13.1 Introduction

Linear models make the strong assumption of linear relationships between inputs and outputs.

A simple way of increasing the flexibility of linear models is to perform feature transformation by replacing $\bold{x}$ by $\Phi(\bold{x})$ . For example, polynomial extension in 1d uses $\Phi(x)=[1,x,x^2,\dots]$

The model now becomes:

f(\bold{x};\theta)=W\phi(\bold{x})+\bold{b}

This is still linear in the parameters $(W,\bold{b})$ , which makes the fitting easy since the NLL is convex, but specifying the feature transform manually is very limiting.

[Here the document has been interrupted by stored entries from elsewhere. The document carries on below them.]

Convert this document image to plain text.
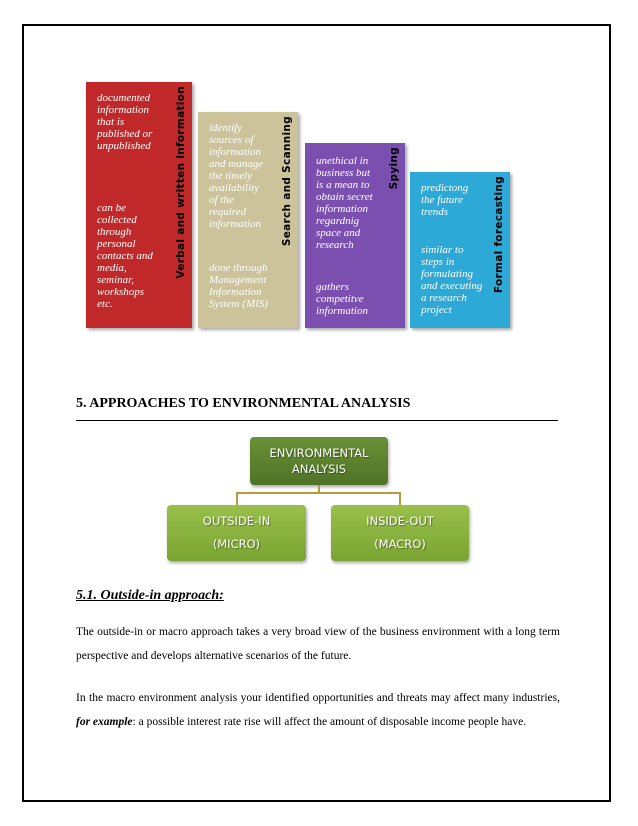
documented
information
that is
published or
unpublished
can be
collected
through
personal
contacts and
media,
seminar,
workshops
etc.
Verbal and written information identify
sources of
information
and manage
the timely
availability
of the
required
information
done through
Management
Information
System (MIS)
Search and Scanning unethical in
business but
is a mean to
obtain secret
information
regardnig
space and
research
gathers
competitve
information
Spying predictong
the future
trends
similar to
steps in
formulating
and executing
a research
project
Formal forecasting
5. APPROACHES TO ENVIRONMENTAL ANALYSIS
ENVIRONMENTAL
ANALYSIS
OUTSIDE-IN
(MICRO)
INSIDE-OUT
(MACRO)
5.1. Outside-in approach:
The outside-in or macro approach takes a very broad view of the business environment with a long term perspective and develops alternative scenarios of the future.
In the macro environment analysis your identified opportunities and threats may affect many industries, for example: a possible interest rate rise will affect the amount of disposable income people have.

A natural solution is to endow the feature extractor with its own parameters:

f(\bold{x};\theta)=W\phi(\bold{x};\theta_2)+\bold{b}

where $\theta=(\theta_1,\theta_2)$ .

We can repeat this process recursively to create more complex patterns:

f(\bold{x},\theta)=f_{L}(f_{L-1}(\dots(f_1(\bold{x}))\dots)

where $f_\ell(\bold{x})=f(\bold{x};\theta_\ell)$ is the function at level $\ell$ .

Deep neural networks (DNN) encompass a large family of models in which we compose differentiable functions in DAG (direct acyclic graph).

The $L$ layers above are the simplest example where the DAG is a chain: this is called Feed Foward Neural Net (FFNN) or multilayer perceptron (MLP).

An MLP assumes the input is a fixed-dimensional vector $\bold{x}\in\mathbb{R}^D$ , often called tabular data or structured data, since the data is stored into a $N\times D$ design matrix, in which each column has a specific meaning (age, length, etc).

Other kinds of DNNs are more suited to unstructured data (text, image), where each element (pixel or word) is meaningless alone. Convolutional neural networks (CNN) are historically performant on images, transformers on sequences, and graph neural networks (GNN) on graphs.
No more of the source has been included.